Buenos Aires and Evita

The Tango Singer, Tomas Eloy Martinez, 2006

Buenos Aires Skyline

Florida Buenos Aires
This novel is an homage to Jorge Luis Borges, the tango singer, and Buenos Aires. Following are quotes from the book about Buenos Aires:

I was surprised that Buenos Aires was so majestic from the second or third story up wards and so dilapidated at street level, as if the splendor of the past had remained suspended in the heights and refused to descend or disappear.

Colombo Detail

Colombo Detail Two

Its only beauty is what the human imagination attributes to it. It’s not surrounded by sea and hills like Hong Kong and Nagasaki, nor does it lie on a trade route along which civilization has navigated for centuries, like London, Paris, Florence, Geneva, Prague, and Vienna. No traveler arrives in Buenos Aires en route to somewhere else. Beyond the city there is no somewhere else…Only a city that had denied so much beauty can have, even in adversity, such an affecting beauty.

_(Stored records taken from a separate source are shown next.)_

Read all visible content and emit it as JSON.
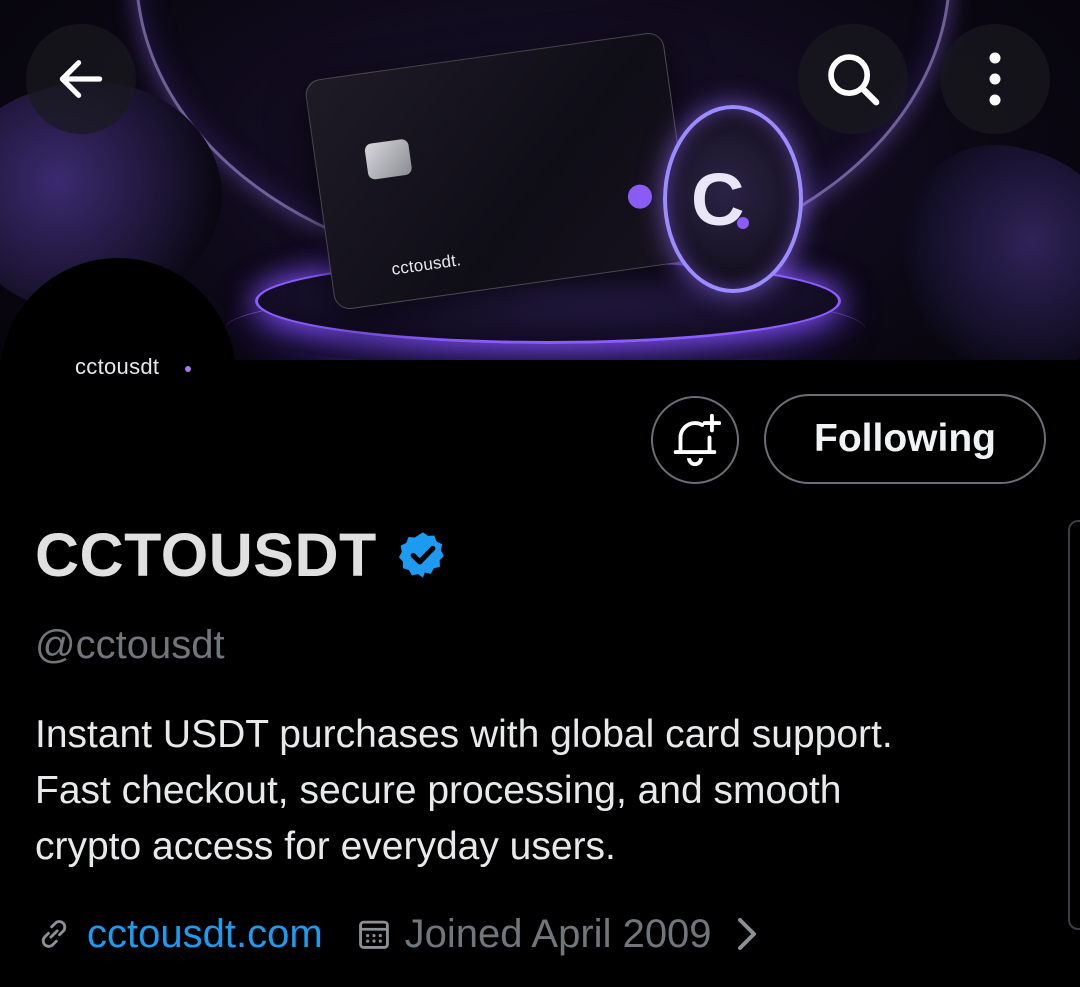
{
  "banner": {
    "card_brand": "cctousdt.",
    "coin_letter": "C",
    "accent_color": "#8a5cf5"
  },
  "header": {
    "back_icon": "arrow-left-icon",
    "search_icon": "search-icon",
    "more_icon": "more-vertical-icon"
  },
  "avatar": {
    "text": "cctousdt"
  },
  "actions": {
    "notify_icon": "bell-plus-icon",
    "follow_label": "Following"
  },
  "profile": {
    "display_name": "CCTOUSDT",
    "verified": true,
    "verified_color": "#1d9bf0",
    "handle": "@cctousdt",
    "bio_lines": [
      "Instant USDT purchases with global card support.",
      "Fast checkout, secure processing, and smooth",
      "crypto access for everyday users."
    ],
    "website": "cctousdt.com",
    "joined": "Joined April 2009",
    "link_color": "#1d9bf0"
  }
}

Santa Evita, Tomas Eloy Martinez, 1996

Martinez wrote The Peron Novel in 1985 exploring the rise and fall of Generalissimo Juan Peron. He says in an interview for New Perspective’s Quarterly:

In The Peron Novel there is some reality. But Santa Evita—about Eva Peron—is an invention completely. I tried to switch the idea of new journalism. The new journalists report real facts in a literary way. In Santa Evita I invent facts as if the facts were written by journalists.

Balcony

The old saying that fact is stranger than fiction may not apply when referring to writers from Latin America. Enigmatically Martinez quotes Oscar Wilde “The only duty we have toward history is to rewrite it.” For a novel, the level and depth of research is truly extraordinary. So how much is made up and how much is real? Much of the material comes from first and second hand memories of events 50-70 years ago. As with Akira Kurosawa’s film Rashomon, the memories of different people witnessing the same events may be very different, even immediately after the event, to say nothing of the effects of the passage of time. The author – narrator reads everything written on Evita, views the film and newsreel footage, and listens to recordings of her radio broadcasts. He researches military archives. He treats the Opera Evita (Broadway and film hit) as valid as any other source.

Evita Tomb

Santa Evita focuses primarily on the fate of Evita’s body after her death. Even the previously known facts are bizarre to say the least. Peron hired Dr. Pedro Ara to embalm the body which remained in Ara’s laboratory three years until the fall of Peron in 1955. The whereabouts of the body after 1955 were unknown until 1971 when the government admitted that it had been buried in Milan under the name Maria Maggi next to the body of musician Carlo Maggi who knew Evita when she first came to Buenos Aires. The body was returned to Peron in Madrid in 1971 and after his death was returned to Buenos Aires by Peron’s widow Isabel. Her tomb today is so secure it is said to be able to withstand a nuclear blast.

Evita Recoleta

In Santa Evita Dr. Ara is concerned that the body will be stolen so creates three wax duplicates. They are so perfect, only an x-ray can detect the real body. In 1955 the new government orders Colonel Moori Koenig, a German born army intelligence and security officer, to bury the body in a secret grave. When Koenig discovers four bodies in Ara’s laboratory he decides to bury or hide each one separately. The duplicates are buried without a hitch but a fire and mob near the site of Evita’s hiding place forces Koenig to keep the body in his truck. The next morning, flowers and candles decorate the truck. Koenig decides the Evita’s ghost or spirit is manipulating events and starts a many year game of hide and seek with the body. Whenever the candles and flowers show up, he moves the body. As Koenig loses his mind, A new security agent is assigned to take the body to Europe and suddenly the Evita cult starts reporting bodies arriving in ports all over Europe. Is this fantasy or is the government secretly moving the duplicates?

Wikipedia’s entry on Eva Peron treats Santa Evita and the body duplicates as if they are fact. Be careful what you invent.

A final set of witnesses comes to Martinez at the end of the novel to resolve the loose ends and Santa Evita ends with a consistent thread. Otherwise the readers might be tempted to lynch the author.

Mario Vargas Llosa gives high praise to this work.